Illustration  © 2017 Brian Stauffer for Human Rights Watch
Overreach

How New Global Counterterrorism Measures Jeopardize Rights

 
illustration © 2017 Brian Stauffer for Human Rights Watch
When Exposing Abusers Is Not Enough

Strategies to Confront the Shameless

The referendum vote in June to leave the European Union sent political shockwaves through the country, creating uncertainty about future constitutional arrangements and the residence status of the more than 3 million citizens from other EU states in the UK.

The Brexit vote was preceded by the murder of MP Jo Cox, who had campaigned vigorously on behalf of asylum seekers and for the UK to remain in the UK. Following the vote there was a marked increase in xenophobic and racist hate crimes, including assault and arson attacks, with EU citizens from eastern Europe a particular target, according to data issued by the police. Poland sent police officers in September to an English town after a Polish man was beaten to death in a possible hate crime.

In an August review of the UK, the UN Committee on the Elimination of Racial Discrimination expressed concern at the “divisive, anti-immigrant and xenophobic rhetoric” employed during the Brexit campaign and the hate crimes that followed it, and called on public officials to formally reject such speech. 

The government of Prime Minister Theresa May, elected leader by the Conservative Party in July, renewed its pledge to replace the UK’s domestic human rights legislation with a bill of rights, but took no discernable action towards that end. After the Brexit vote, May backed away from the suggestion the UK would leave the Council of Europe and ECtHR.

May used her first party conference speech as prime minister to say that “activist left-wing human rights lawyers” would “never again” be allowed to pursue claims on behalf of victims of human rights abuse by UK military forces. She was apparently referring to cases brought against the Ministry of Defence in relation to abuses in Iraq and Afghanistan. The government wants to exempt UK forces operating overseas from human rights law.
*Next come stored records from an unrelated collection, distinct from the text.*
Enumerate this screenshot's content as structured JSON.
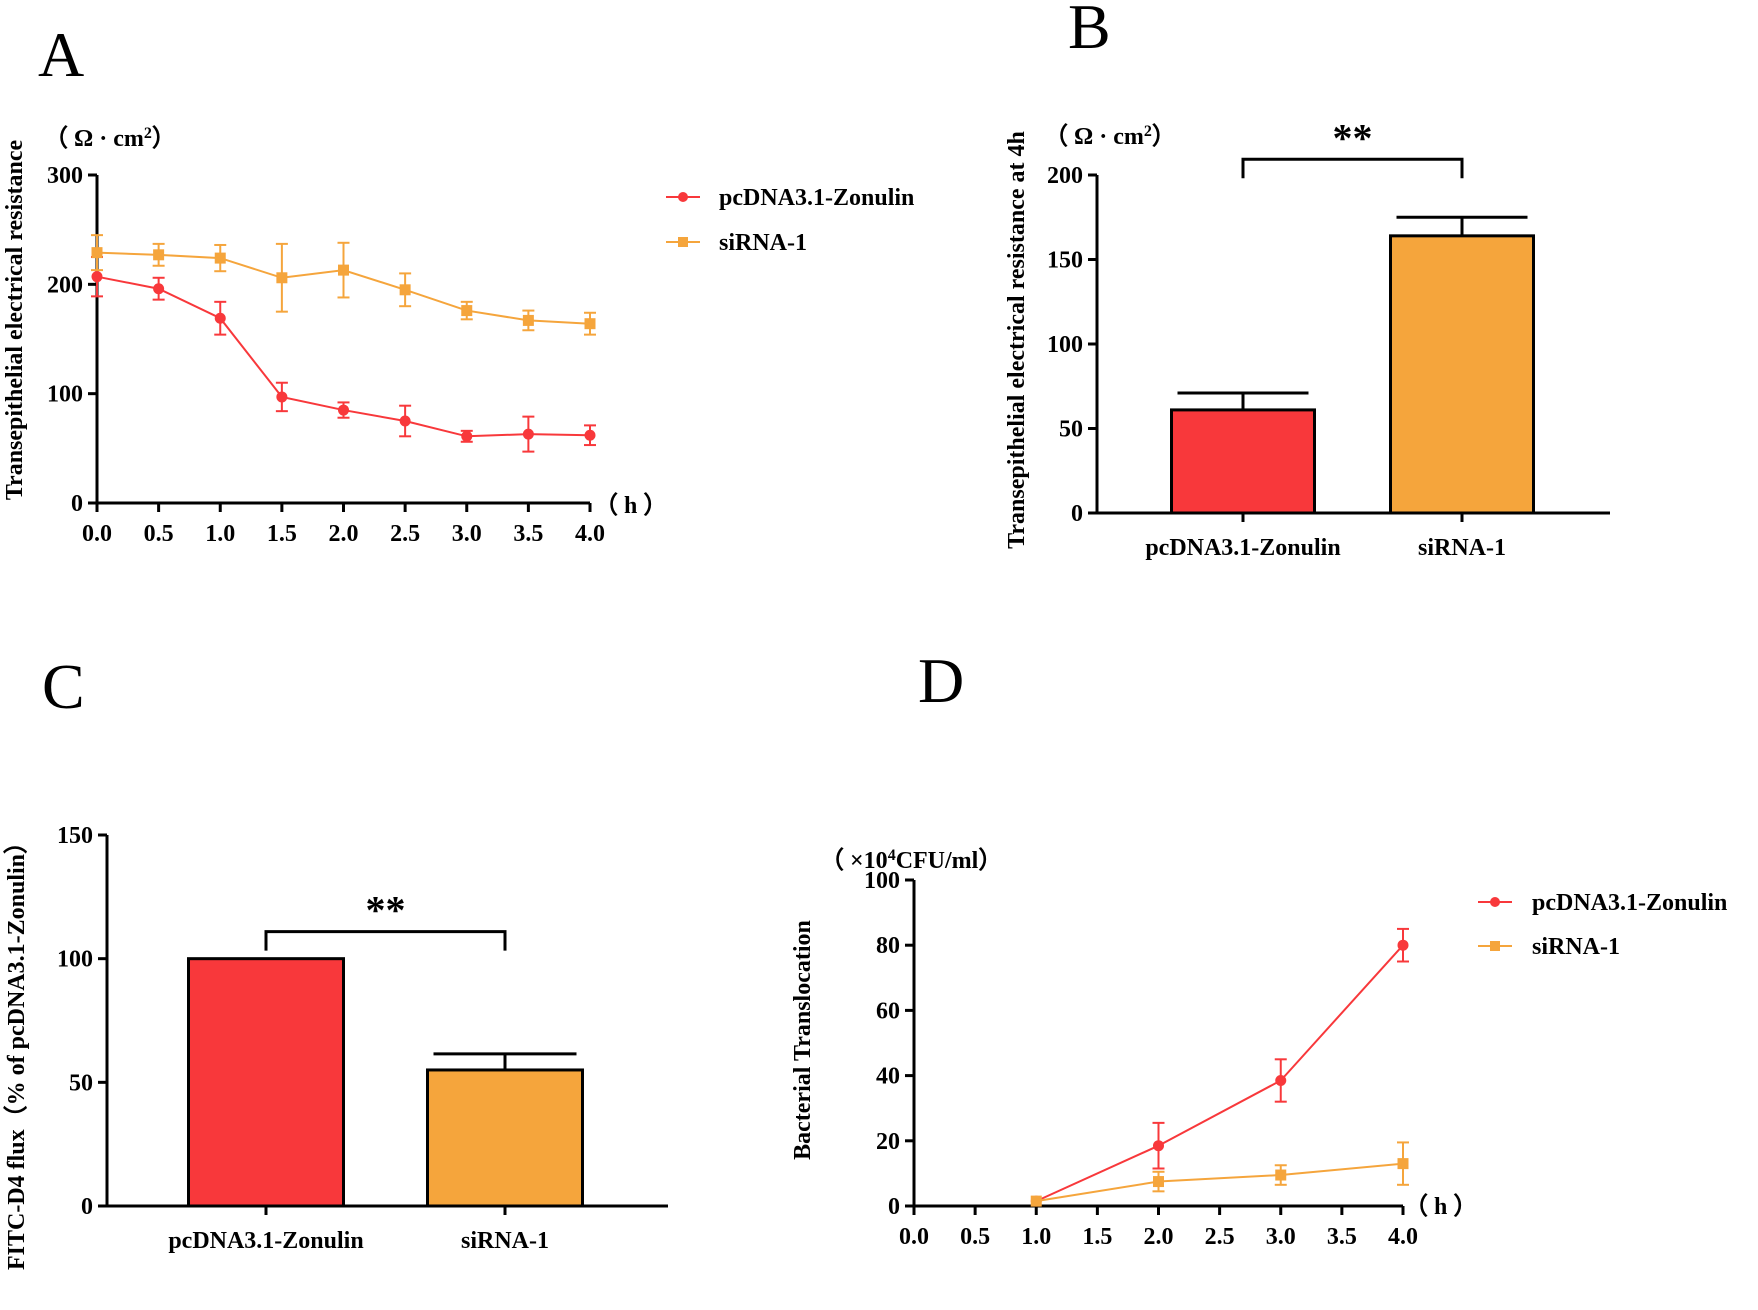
{
  "colors": {
    "red": "#f8383b",
    "orange": "#f5a53c",
    "axis": "#000000"
  },
  "chart_data": [
    {
      "panel": "A",
      "type": "line",
      "unit_label": "（ Ω · cm",
      "unit_sup": "2",
      "unit_close": "）",
      "x_unit_label": "（ h ）",
      "xlabel": "",
      "ylabel": "Transepithelial electrical resistance",
      "xlim": [
        0,
        4
      ],
      "ylim": [
        0,
        300
      ],
      "x_ticks": [
        0,
        0.5,
        1,
        1.5,
        2,
        2.5,
        3,
        3.5,
        4
      ],
      "x_tick_labels": [
        "0.0",
        "0.5",
        "1.0",
        "1.5",
        "2.0",
        "2.5",
        "3.0",
        "3.5",
        "4.0"
      ],
      "y_ticks": [
        0,
        100,
        200,
        300
      ],
      "y_tick_labels": [
        "0",
        "100",
        "200",
        "300"
      ],
      "legend": "top-right",
      "series": [
        {
          "name": "pcDNA3.1-Zonulin",
          "color": "red",
          "marker": "circle",
          "x": [
            0,
            0.5,
            1,
            1.5,
            2,
            2.5,
            3,
            3.5,
            4
          ],
          "y": [
            207,
            196,
            169,
            97,
            85,
            75,
            61,
            63,
            62
          ],
          "err": [
            18,
            10,
            15,
            13,
            7,
            14,
            5,
            16,
            9
          ]
        },
        {
          "name": "siRNA-1",
          "color": "orange",
          "marker": "square",
          "x": [
            0,
            0.5,
            1,
            1.5,
            2,
            2.5,
            3,
            3.5,
            4
          ],
          "y": [
            229,
            227,
            224,
            206,
            213,
            195,
            176,
            167,
            164
          ],
          "err": [
            16,
            10,
            12,
            31,
            25,
            15,
            8,
            9,
            10
          ]
        }
      ]
    },
    {
      "panel": "B",
      "type": "bar",
      "unit_label": "（ Ω · cm",
      "unit_sup": "2",
      "unit_close": "）",
      "xlabel": "",
      "ylabel": "Transepithelial electrical resistance at 4h",
      "ylim": [
        0,
        200
      ],
      "y_ticks": [
        0,
        50,
        100,
        150,
        200
      ],
      "y_tick_labels": [
        "0",
        "50",
        "100",
        "150",
        "200"
      ],
      "categories": [
        "pcDNA3.1-Zonulin",
        "siRNA-1"
      ],
      "values": [
        61,
        164
      ],
      "errors": [
        10,
        11
      ],
      "bar_colors": [
        "red",
        "orange"
      ],
      "significance": "**"
    },
    {
      "panel": "C",
      "type": "bar",
      "xlabel": "",
      "ylabel": "FITC-D4 flux（% of pcDNA3.1-Zonulin）",
      "ylim": [
        0,
        150
      ],
      "y_ticks": [
        0,
        50,
        100,
        150
      ],
      "y_tick_labels": [
        "0",
        "50",
        "100",
        "150"
      ],
      "categories": [
        "pcDNA3.1-Zonulin",
        "siRNA-1"
      ],
      "values": [
        100,
        55
      ],
      "errors": [
        0,
        6.5
      ],
      "bar_colors": [
        "red",
        "orange"
      ],
      "significance": "**"
    },
    {
      "panel": "D",
      "type": "line",
      "unit_label": "（ ×10",
      "unit_sup": "4",
      "unit_close": "CFU/ml）",
      "x_unit_label": "（ h ）",
      "xlabel": "",
      "ylabel": "Bacterial Translocation",
      "xlim": [
        0,
        4
      ],
      "ylim": [
        0,
        100
      ],
      "x_ticks": [
        0,
        0.5,
        1,
        1.5,
        2,
        2.5,
        3,
        3.5,
        4
      ],
      "x_tick_labels": [
        "0.0",
        "0.5",
        "1.0",
        "1.5",
        "2.0",
        "2.5",
        "3.0",
        "3.5",
        "4.0"
      ],
      "y_ticks": [
        0,
        20,
        40,
        60,
        80,
        100
      ],
      "y_tick_labels": [
        "0",
        "20",
        "40",
        "60",
        "80",
        "100"
      ],
      "legend": "top-right",
      "series": [
        {
          "name": "pcDNA3.1-Zonulin",
          "color": "red",
          "marker": "circle",
          "x": [
            1,
            2,
            3,
            4
          ],
          "y": [
            1.5,
            18.5,
            38.5,
            80
          ],
          "err": [
            0,
            7,
            6.5,
            5
          ]
        },
        {
          "name": "siRNA-1",
          "color": "orange",
          "marker": "square",
          "x": [
            1,
            2,
            3,
            4
          ],
          "y": [
            1.5,
            7.5,
            9.5,
            13
          ],
          "err": [
            0,
            3,
            3,
            6.5
          ]
        }
      ]
    }
  ]
}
The UK made some progress on pledges to resettle Syrian and other refugees, but opted out of the EU asylum seeker relocation scheme. In late October, as French authorities moved to close the Calais camp, the UK finally stepped up efforts to bring unaccompanied children with family ties to the UK. By mid-November, the UK had brought around 300 children from the camp. Despite a legislative requirement that the government facilitate the relocation from Calais and elsewhere in the EU of unaccompanied asylum seeking children even without family ties in the UK, very few of the children brought from Calais lacked family ties, and the government imposed age and nationality restrictions on those it would accept.
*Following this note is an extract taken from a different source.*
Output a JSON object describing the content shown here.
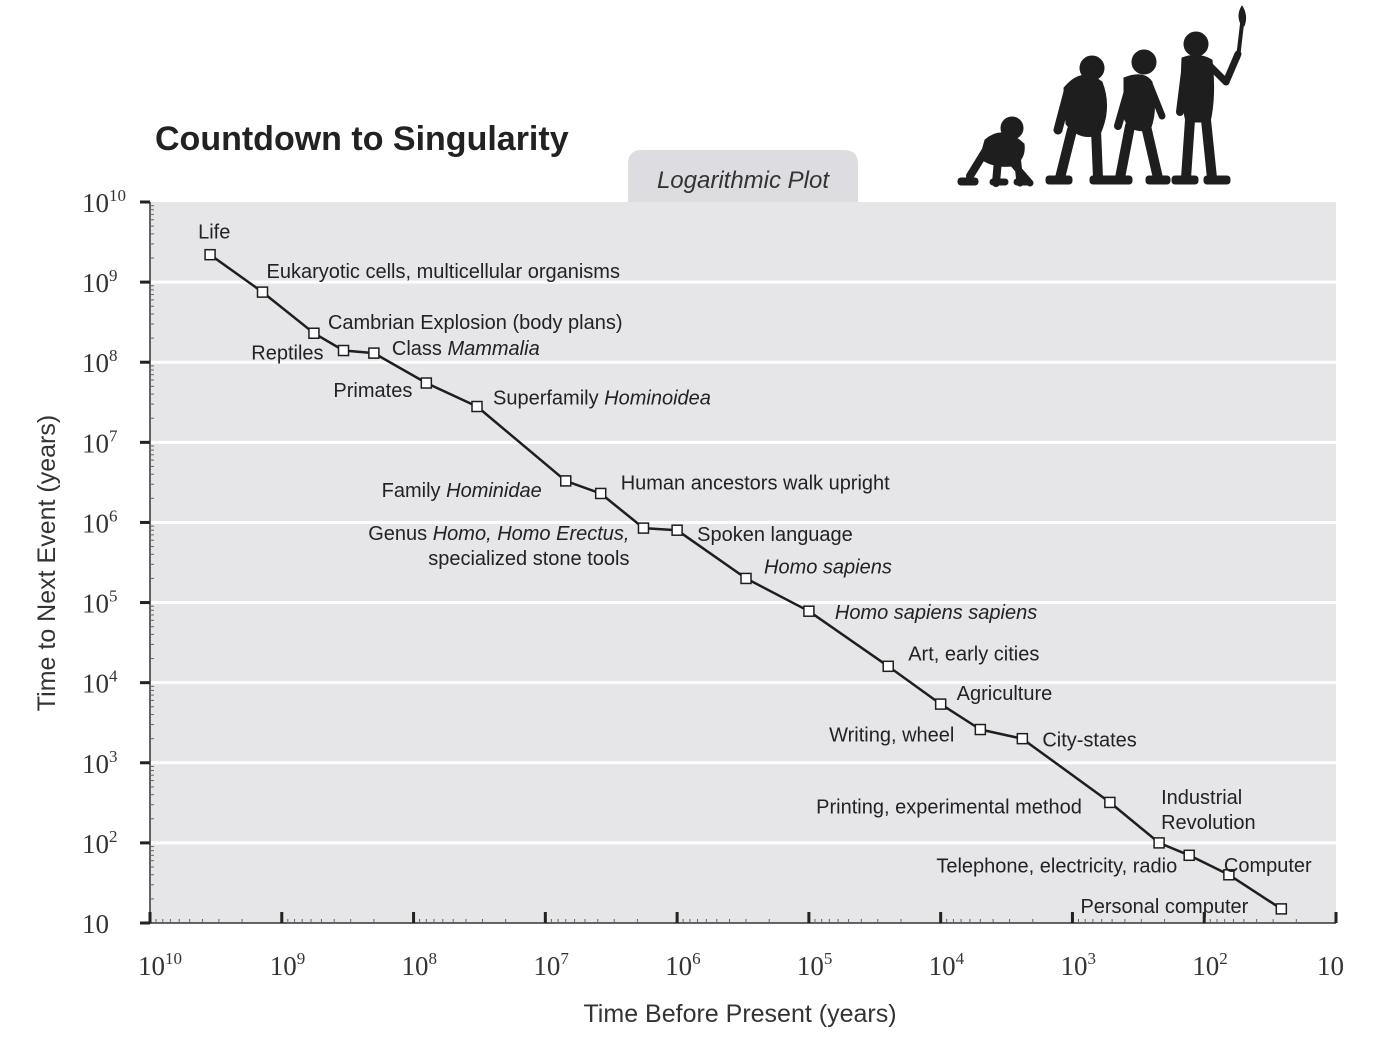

In a June review, the UN Committee on the Rights of the Child called on the UK to stop detaining asylum-seeking and migrant children and expedite family reunification for unaccompanied children outside the UK.
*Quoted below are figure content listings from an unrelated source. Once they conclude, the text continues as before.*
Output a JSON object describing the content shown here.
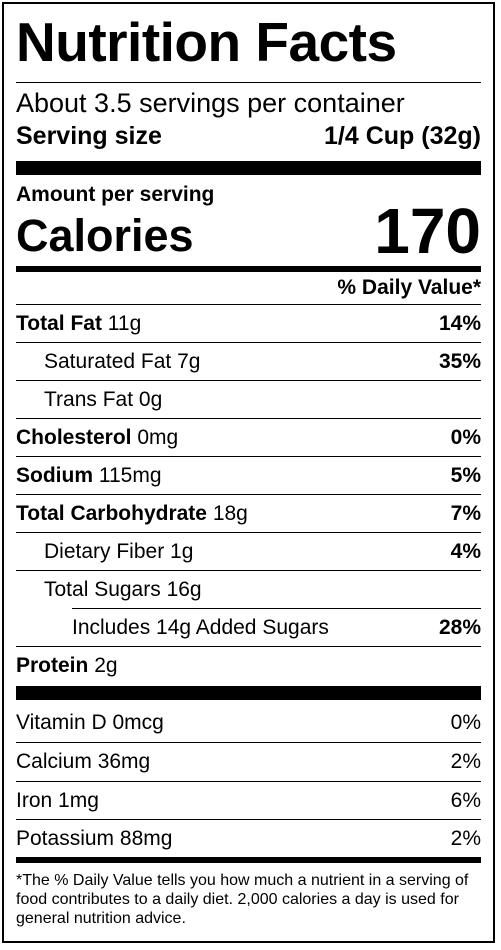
{
  "title": "Nutrition Facts",
  "servings_per_container": "About 3.5 servings per container",
  "serving_size": {
    "label": "Serving size",
    "value": "1/4 Cup (32g)"
  },
  "amount_per_serving": "Amount per serving",
  "calories": {
    "label": "Calories",
    "value": "170"
  },
  "daily_value_header": "% Daily Value*",
  "nutrients": [
    {
      "name": "Total Fat",
      "amount": "11g",
      "dv": "14%"
    },
    {
      "name": "Saturated Fat",
      "amount": "7g",
      "dv": "35%"
    },
    {
      "name": "Trans Fat",
      "amount": "0g",
      "dv": ""
    },
    {
      "name": "Cholesterol",
      "amount": "0mg",
      "dv": "0%"
    },
    {
      "name": "Sodium",
      "amount": "115mg",
      "dv": "5%"
    },
    {
      "name": "Total Carbohydrate",
      "amount": "18g",
      "dv": "7%"
    },
    {
      "name": "Dietary Fiber",
      "amount": "1g",
      "dv": "4%"
    },
    {
      "name": "Total Sugars",
      "amount": "16g",
      "dv": ""
    },
    {
      "name": "Includes 14g Added Sugars",
      "amount": "",
      "dv": "28%"
    },
    {
      "name": "Protein",
      "amount": "2g",
      "dv": ""
    }
  ],
  "vitamins": [
    {
      "name": "Vitamin D",
      "amount": "0mcg",
      "dv": "0%"
    },
    {
      "name": "Calcium",
      "amount": "36mg",
      "dv": "2%"
    },
    {
      "name": "Iron",
      "amount": "1mg",
      "dv": "6%"
    },
    {
      "name": "Potassium",
      "amount": "88mg",
      "dv": "2%"
    }
  ],
  "footnote": "*The % Daily Value tells you how much a nutrient in a serving of food contributes to a daily diet. 2,000 calories a day is used for general nutrition advice."
}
In January, a government-commissioned independent review of the tied visa for migrant domestic workers recommended restoring their right to change employer—a key safeguard against employer abuse. The government restored the right but failed to permit visa extensions beyond the existing six-month limit, blunting the measure’s effectiveness.

In June, prosecutors announced no UK officials would face charges for involvement in the kidnap, transfer, and torture of two Libyan dissidents and their families in 2004, effectively closing the last criminal investigation for the UK authorities’ complicity in global counterterrorism abuses. A review by a parliamentary body into UK complicity in torture and rendition continued at time of writing.

The Iraq Historic Allegations Team, a body set up to investigate possible war crimes by UK forces, continued work in 2016, despite unwarranted political criticism of its existence and the principle of legal scrutiny of military operations.

In November, Parliament approved problematic legislation—the Investigatory Powers Act—entrenching and broadening state surveillance powers without adequate safeguards.